I think, for some reason which I can’t recall, I completely missed the fireworks over the Sumida river in 2010, so, this year, I wasn’t sure what kind of view we’d have.
In 2009, I shot this and you can see that there is a construction crane on the left side of the frame. At the time, I was curious to know what, if any, of our view of the Sumida-gawa fireworks would remain when the crane had done its work and the new residential building was in place:
To be honest, I’m not overly interested in the Sumida fireworks display – they’re just slightly too far away to be exciting, but it is nice to see the night sky aglow on a summer’s eve.
This year, as a result of the triple disaster on March 11, the Sumida fireworks date was pushed to the end of August (it’s usually in late July) and the Tokyo Bay fireworks were not held at all.
Historically, the Sumida display is quite interesting: apparently, 1732 was a bad year in Edo (the old name for Tokyo) with famine and disease wiping out a good chunk of the population. The following year, the shogunate held a ceremony on the Sumida dedicated to the water god and to pray for better fortune and for the souls of all those who’d died the previous year. Restaurants near the Ryogoku Bridge asked for consent to shoot off some fireworks during this ceremony and the tradition began.

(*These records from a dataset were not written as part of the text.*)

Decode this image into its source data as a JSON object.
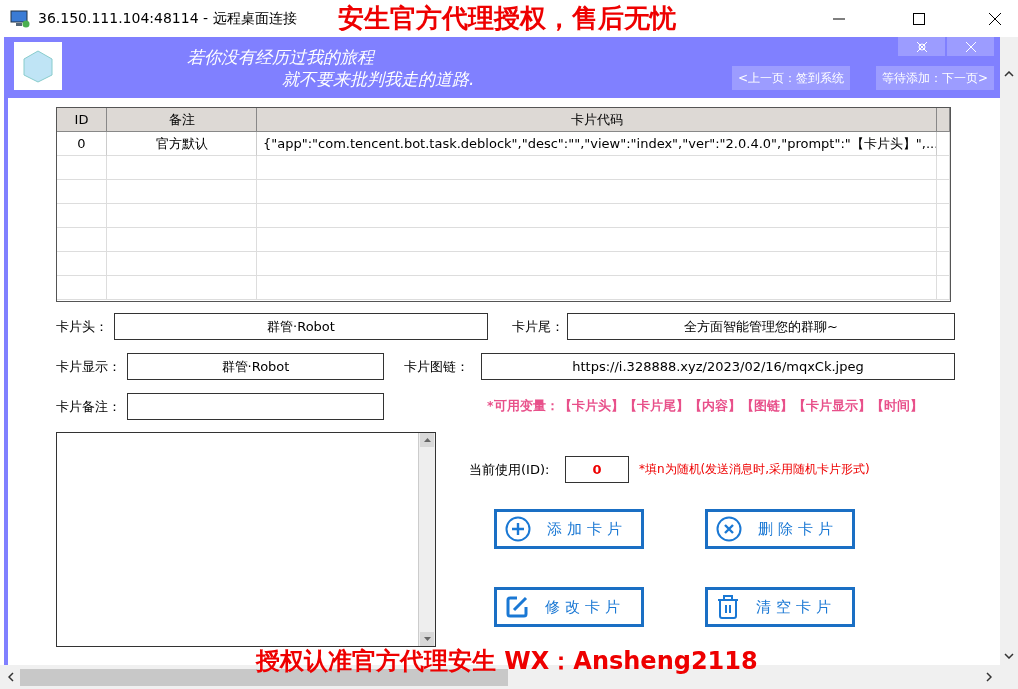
{
  "window": {
    "title": "36.150.111.104:48114 - 远程桌面连接"
  },
  "promo_top": "安生官方代理授权，售后无忧",
  "header": {
    "motto": [
      "若你没有经历过我的旅程",
      "就不要来批判我走的道路."
    ],
    "nav": [
      "<上一页：签到系统",
      "等待添加：下一页>"
    ]
  },
  "table": {
    "columns": [
      "ID",
      "备注",
      "卡片代码"
    ],
    "rows": [
      [
        "0",
        "官方默认",
        "{\"app\":\"com.tencent.bot.task.deblock\",\"desc\":\"\",\"view\":\"index\",\"ver\":\"2.0.4.0\",\"prompt\":\"【卡片头】\",..."
      ]
    ]
  },
  "fields": [
    {
      "label": "卡片头：",
      "value": "群管·Robot"
    },
    {
      "label": "卡片尾：",
      "value": "全方面智能管理您的群聊~"
    },
    {
      "label": "卡片显示：",
      "value": "群管·Robot"
    },
    {
      "label": "卡片图链：",
      "value": "https://i.328888.xyz/2023/02/16/mqxCk.jpeg"
    },
    {
      "label": "卡片备注："
    }
  ],
  "variables_hint": "*可用变量：【卡片头】【卡片尾】【内容】【图链】【卡片显示】【时间】",
  "current_id": {
    "label": "当前使用(ID):",
    "value": "0",
    "hint": "*填n为随机(发送消息时,采用随机卡片形式)"
  },
  "buttons": [
    {
      "label": "添加卡片",
      "kind": "add"
    },
    {
      "label": "删除卡片",
      "kind": "delete"
    },
    {
      "label": "修改卡片",
      "kind": "edit"
    },
    {
      "label": "清空卡片",
      "kind": "clear"
    }
  ],
  "promo_bottom": "授权认准官方代理安生  WX：Ansheng2118"
}
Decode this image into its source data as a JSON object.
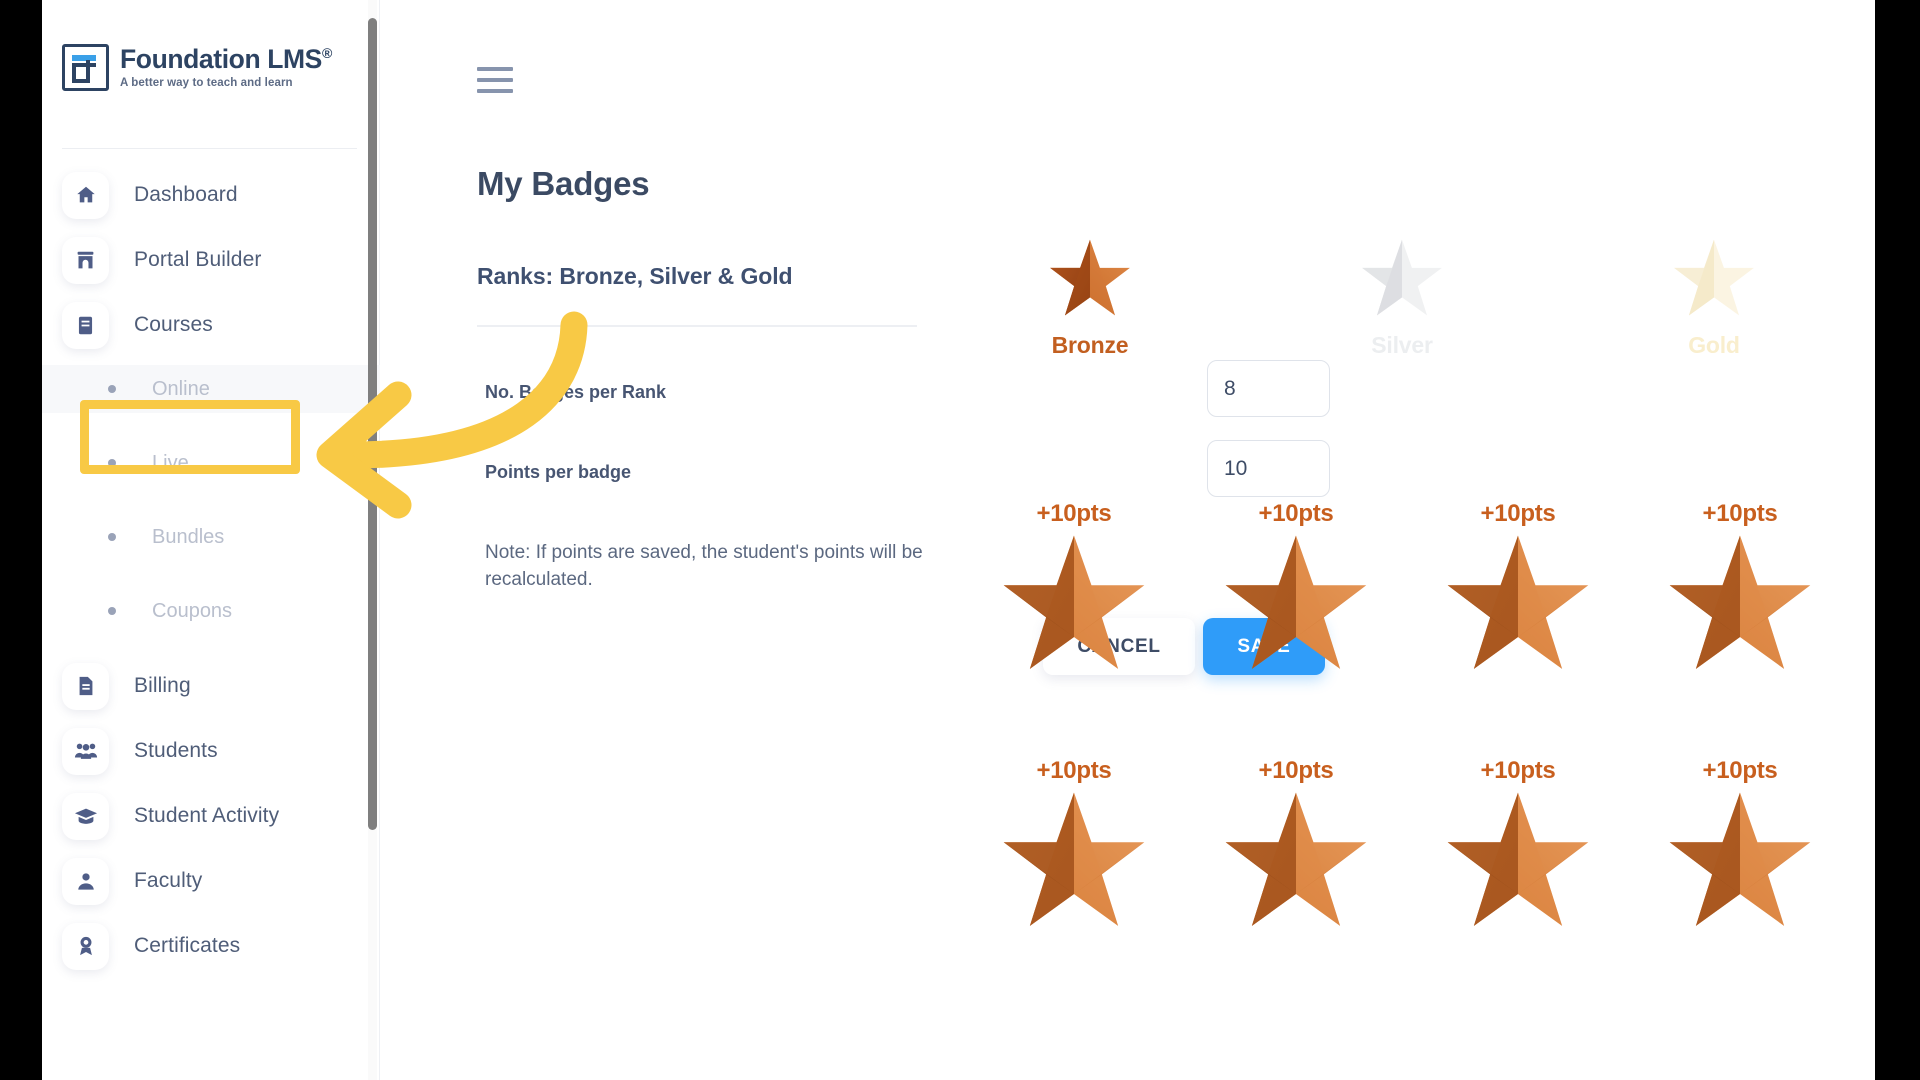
{
  "brand": {
    "name": "Foundation LMS",
    "registered_mark": "®",
    "tagline": "A better way to teach and learn",
    "logo_icon": "foundation-lms-logo-icon",
    "primary_color": "#2d4362",
    "accent_color": "#3aa0e8"
  },
  "sidebar": {
    "items": [
      {
        "label": "Dashboard",
        "icon": "home-icon"
      },
      {
        "label": "Portal Builder",
        "icon": "portal-builder-icon"
      },
      {
        "label": "Courses",
        "icon": "book-icon"
      }
    ],
    "sub_items": [
      {
        "label": "Online",
        "icon": "bullet-dot-icon",
        "active": true
      },
      {
        "label": "Live",
        "icon": "bullet-dot-icon",
        "active": false
      },
      {
        "label": "Bundles",
        "icon": "bullet-dot-icon",
        "active": false
      },
      {
        "label": "Coupons",
        "icon": "bullet-dot-icon",
        "active": false
      }
    ],
    "items_after": [
      {
        "label": "Billing",
        "icon": "invoice-icon"
      },
      {
        "label": "Students",
        "icon": "students-group-icon"
      },
      {
        "label": "Student Activity",
        "icon": "graduation-cap-icon"
      },
      {
        "label": "Faculty",
        "icon": "faculty-person-icon"
      },
      {
        "label": "Certificates",
        "icon": "certificate-ribbon-icon"
      }
    ]
  },
  "topbar": {
    "menu_icon": "hamburger-menu-icon"
  },
  "main": {
    "title": "My Badges",
    "subtitle": "Ranks: Bronze, Silver & Gold",
    "fields": [
      {
        "label": "No. Badges per Rank",
        "value": "8"
      },
      {
        "label": "Points per badge",
        "value": "10"
      }
    ],
    "note": "Note: If points are saved, the student's points will be recalculated.",
    "cancel_label": "CANCEL",
    "save_label": "SAVE",
    "save_color": "#2f9cf9"
  },
  "ranks": [
    {
      "name": "Bronze",
      "color": "#c25f20",
      "state": "earned"
    },
    {
      "name": "Silver",
      "color": "#d9dbdd",
      "state": "locked"
    },
    {
      "name": "Gold",
      "color": "#f5e6bd",
      "state": "locked"
    }
  ],
  "badges": [
    {
      "points_label": "+10pts"
    },
    {
      "points_label": "+10pts"
    },
    {
      "points_label": "+10pts"
    },
    {
      "points_label": "+10pts"
    },
    {
      "points_label": "+10pts"
    },
    {
      "points_label": "+10pts"
    },
    {
      "points_label": "+10pts"
    },
    {
      "points_label": "+10pts"
    }
  ],
  "annotation": {
    "highlight_color": "#f8c945",
    "arrow_color": "#f8c945",
    "highlight_target": "Online"
  }
}
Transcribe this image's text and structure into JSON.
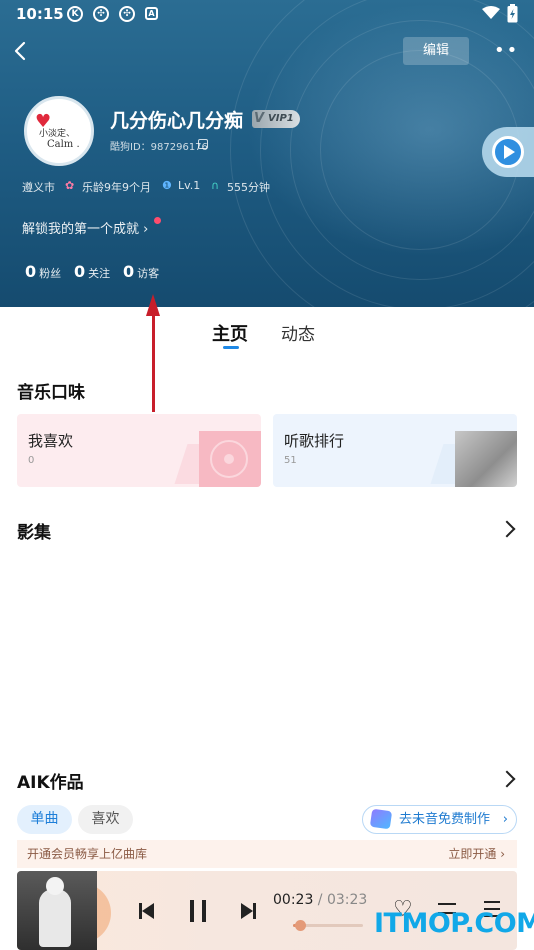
{
  "status_bar": {
    "time": "10:15",
    "icons": [
      "kugou-k-icon",
      "app-icon",
      "app-icon",
      "a-icon",
      "wifi-icon",
      "battery-icon"
    ]
  },
  "header": {
    "edit_label": "编辑",
    "more_label": "••",
    "nickname": "几分伤心几分痴",
    "vip_level": "VIP1",
    "kugou_id": "酷狗ID：987296176",
    "avatar_text_line1": "小淡定、",
    "avatar_text_line2": "Calm .",
    "meta": {
      "city": "遵义市",
      "music_age": "乐龄9年9个月",
      "level": "Lv.1",
      "listen_time": "555分钟"
    },
    "achievement": "解锁我的第一个成就",
    "stats": [
      {
        "num": "0",
        "label": "粉丝"
      },
      {
        "num": "0",
        "label": "关注"
      },
      {
        "num": "0",
        "label": "访客"
      }
    ]
  },
  "tabs": [
    {
      "label": "主页",
      "active": true
    },
    {
      "label": "动态",
      "active": false
    }
  ],
  "music_taste": {
    "title": "音乐口味",
    "cards": [
      {
        "title": "我喜欢",
        "count": "0"
      },
      {
        "title": "听歌排行",
        "count": "51"
      }
    ]
  },
  "album_section": {
    "title": "影集"
  },
  "aik_section": {
    "title": "AIK作品",
    "chips": [
      {
        "label": "单曲",
        "active": true
      },
      {
        "label": "喜欢",
        "active": false
      }
    ],
    "promo": "去未音免费制作"
  },
  "vip_bar": {
    "left": "开通会员畅享上亿曲库",
    "right": "立即开通 ›"
  },
  "player": {
    "current_time": "00:23",
    "separator": " / ",
    "total_time": "03:23",
    "progress_fraction": 0.11
  },
  "watermark": "ITMOP.COM",
  "colors": {
    "accent": "#1e88e5",
    "header_bg": "#1f5d84",
    "annotation_arrow": "#c81e2a"
  }
}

As you can see from the photo above, there are actually two stages on the river, so there’s double your viewing pleasure if you’re in the area or have an unobstructed view.
Well, as you can see, that’s no longer the case from our balcony: the apartment building’s complete and we’re left with one tiny corner on the left, where the unobstructed view used to be, and the other partially obstructed display in the middle.
That’s one thing about Tokyo: you can never get attached to your view because the landscape never stays the same for long in this city!